Die Staatsanwaltschaft ermittelt gegen den Versicherungsnehmer wegen fahrlässiger Körperverletzung und erhebt schließlich Anklage. In der Hauptverhandlung wendet sich die Beweisaufnahme, sodass das Gericht nach den Plädoyers einen rechtlichen Hinweis i.S.d. § 265 StPO erteilt, wonach auch eine Verurteilung wegen Vorsatzes in Betracht kommt. Der Versicherungsnehmer wird sodann wegen einer (vorsätzlichen) Körperverletzung gem. § 223 StGB rechtskräftig verurteilt.

Der Rechtsschutzversicherer verweigert daraufhin weitere Zahlungen und fordert die gem. § 9 RVG geleisteten Vorschüsse zurück.

Auch hier ist entgegen weitläufiger Praxis zu berücksichtigen, dass auf Grund der rechtskräftigen Verurteilung wegen einer Vorsatztat nicht jeglicher Rechtsschutz vollständig entfällt.

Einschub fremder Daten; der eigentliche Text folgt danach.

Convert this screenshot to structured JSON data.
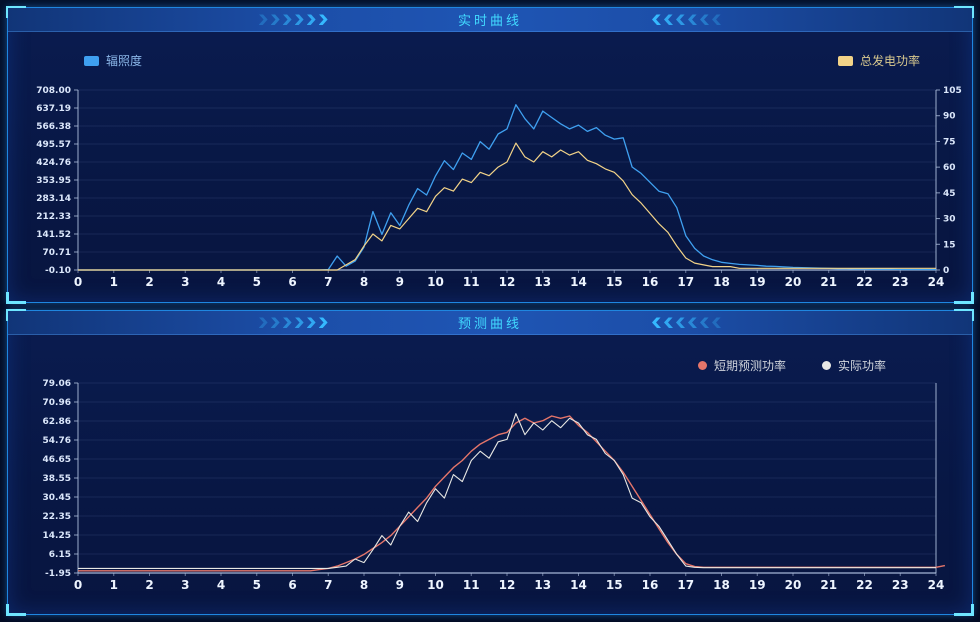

Wird zunächst wegen Fahrlässigkeit ermittelt und wird der gegen den Versicherungsnehmer erhobene Vorwurf im Laufe der Ermittlungen auf Vorsatz erweitert, so entfällt der Rechtsschutz vom Zeitpunkt der Umstellung des Vorwurfes auf Vorsatz an, also nicht rückwirkend, sondern ex nunc. Dies ergibt sich wiederum aus dem eindeutigen Wortlaut des § 2 i bb S. 1 ARB 94/2000/2008, wonach Rechtsschutz besteht, "solange dem Versicherungsnehmer ein fahrlässiges Verhalten vorgeworfen wird". Im Ergebnis identisch ergibt sich dies bei Altverträgen aus § 4 Abs. 3 a ARB 75 sowie aus § 20 Abs. 4 ARB 75, da eine Rückzahlungspflicht lediglich hinsichtlich Leistungen besteht, die der Versicherer erbracht hat, "nachdem dem Versicherungsnehmer ein vorsätzliches Verhalten zur Last gelegt wurde". Eine Erstattungsregelung – wie in § 2 i aa S. 2 ARB 94/2000/2008 oder § 20 Abs. 4 ARB 75 – fehlt im Bereich des § 2 i bb ARB 94/2000/2008 vollständig, sodass keine Rechtsgrundlage für die Annahme eines rückwirkenden Rechtsschutzverlusts sowie einer entsprechenden Erstattungspflicht besteht.[8] Diese Folgen hätten explizit in den ARB geregelt werden müssen, da Auslegungszweifel nach der Unklarheitenregel des § 305 c Abs. 2 BGB zu Lasten des Versicherers als Verwender der Allgemeinen Versicherungsbedingungen gehen.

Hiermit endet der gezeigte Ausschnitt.